Someone said I should get this disc because it was his favourite IDM disc of the year. I wouldn't go that far perhaps but this is a great disc. The cover is of an Arizona landscape (the sub-title is 'Arizona tracks') as viewed through mescaline goggles perhaps or from a very fast car at dusk. This is one track, one which flows, bounces and moves through a series of dance-oriented moods often with an ambient vibe behind it. There is a lot going on here, voices like Timothy Leary's insert paranoid ramblings and noises and echoes permeate the overall fabric of the music. Pay attention to the bass here, shooting bass beats overlaid with bird songs making for a chatty mood setting the general pace for the disc in general. This opens up later into darker soundscapes that shift back again toward the end when it comes back together to the up-beat start of the music. Things don't evolve here, they change and the originality of Redeye makes it stand out, to my mind, in the FAX catalogue. This disc will keep your attention if turned up or make for a pacey form of muzak. Finally, what *is* a Redeye?

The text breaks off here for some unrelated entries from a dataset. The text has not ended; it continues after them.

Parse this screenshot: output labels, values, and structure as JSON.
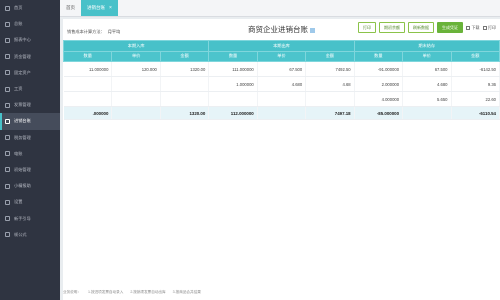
{
  "sidebar": {
    "items": [
      {
        "label": "首页",
        "icon": "home-icon",
        "active": false
      },
      {
        "label": "总账",
        "icon": "book-icon",
        "active": false
      },
      {
        "label": "报表中心",
        "icon": "report-icon",
        "active": false
      },
      {
        "label": "资金管理",
        "icon": "wallet-icon",
        "active": false
      },
      {
        "label": "固定资产",
        "icon": "asset-icon",
        "active": false
      },
      {
        "label": "工资",
        "icon": "salary-icon",
        "active": false
      },
      {
        "label": "发票管理",
        "icon": "invoice-icon",
        "active": false
      },
      {
        "label": "进销台账",
        "icon": "ledger-icon",
        "active": true
      },
      {
        "label": "税务管理",
        "icon": "tax-icon",
        "active": false
      },
      {
        "label": "电账",
        "icon": "file-icon",
        "active": false
      },
      {
        "label": "初始管理",
        "icon": "setup-icon",
        "active": false
      },
      {
        "label": "小精报助",
        "icon": "help-icon",
        "active": false
      },
      {
        "label": "设置",
        "icon": "gear-icon",
        "active": false
      },
      {
        "label": "新手引导",
        "icon": "guide-icon",
        "active": false
      },
      {
        "label": "帧公式",
        "icon": "formula-icon",
        "active": false
      }
    ]
  },
  "tabs": [
    {
      "label": "首页",
      "active": false
    },
    {
      "label": "进销台账",
      "active": true,
      "close": "×"
    }
  ],
  "sheet": {
    "title": "商贸企业进销台账",
    "method_label": "销售成本计算方法：",
    "method_value": "月平均"
  },
  "buttons": {
    "b1": "打印",
    "b2": "期初余额",
    "b3": "刷新数据",
    "b4": "生成凭证",
    "download": "下载",
    "print": "打印"
  },
  "table": {
    "groups": [
      "本期入库",
      "本期出库",
      "期末结存"
    ],
    "subheads": [
      "数量",
      "单价",
      "金额",
      "数量",
      "单价",
      "金额",
      "数量",
      "单价",
      "金额"
    ],
    "rows": [
      [
        "11.000000",
        "120.000",
        "1320.00",
        "111.000000",
        "67.500",
        "7492.50",
        "-91.000000",
        "67.500",
        "-6142.50"
      ],
      [
        "",
        "",
        "",
        "1.000000",
        "4.680",
        "4.68",
        "2.000000",
        "4.680",
        "9.36"
      ],
      [
        "",
        "",
        "",
        "",
        "",
        "",
        "4.000000",
        "5.650",
        "22.60"
      ]
    ],
    "total": [
      ".000000",
      "",
      "1320.00",
      "112.000000",
      "",
      "7497.18",
      "-85.000000",
      "",
      "-6110.54"
    ]
  },
  "footer": {
    "notes": [
      "业务说明：",
      "1.按进项发票自动录入",
      "2.按销项发票自动出库",
      "3.按商品合并结果"
    ]
  }
}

(review by Rowland Atkinson)
one of the fax titles I had gotten the first year I had heard of FAX. Does not get much of a listen....
some electronic experimental doodling starts the disc off. some interesting stereo effects making a complete circle around you head...soon enough we are introduced to some funky beats. The chaos blends nicely. The beat is very uptempo, but not so much in the typical fax trance sound.
A melody takes form and takes command. It brings you through a journey, a blissful look into the world of something sounding musically different. It makes for a good early morning after a rave disc. The samples a very intricate in sound.
it has moments of "ambience", but while not overall impressing, bring in some nice beats. The thing that fails the most with the ambient parts, is that they seem to have no real direction. This disrupts the flow of the music, especially the nice progression that the chaos, leading to the beats and beyond had set forth. With 3:57 into track 7, it kicks into something very beautiful. It would be the light of the cd.
Track nine again breaks into some weird funky beat...its a very nice beat that becomes addicting. There are some interesting samples that carried throughout the track, and the samples that build around it. Its fresh and innovated. Also brings in some weird wishy washy water sounds....interesting experience.
track thirteen again, sounds rather promising. The mellow beat's transition is very nice. It no sooner starts and begins to build into a more blissful sounding existence.
the cd ends with some more chaotic electronic experimentalism and with a very brightening synth in the background. It is this synth line that could have made for a wonderful ending...however it ends rather abruptly.
Some may find this an uneasy disc to digest. Its not really all that bad. Some of the "ambient" tracks tend to drag the cd down a bit, it has very rewarding moments.
(review by jackthetab)
Very quirky, interesting IDM that's just one 47-minute track that contains about 17 different stages. While off-beat percussion predominates, there are also ambient themes interspersed with the oddness, simply melodic passages, amongst other things that all come forth very unexpectedly. Nothing stays around for very long at all here, there's almost no extended evolution to any of the sections. It's all very momentary and subtle, catch that chord while you can 'cause it's not going to show up again! Overall a very fun and burbly disc, but can get repetitive under repeated consecutive listenings due to its short length and lack of evolutional depth. Works best for me as something only heard rarely, it's a really good little oddity to bring out just every once in a while....but definitely worth owning.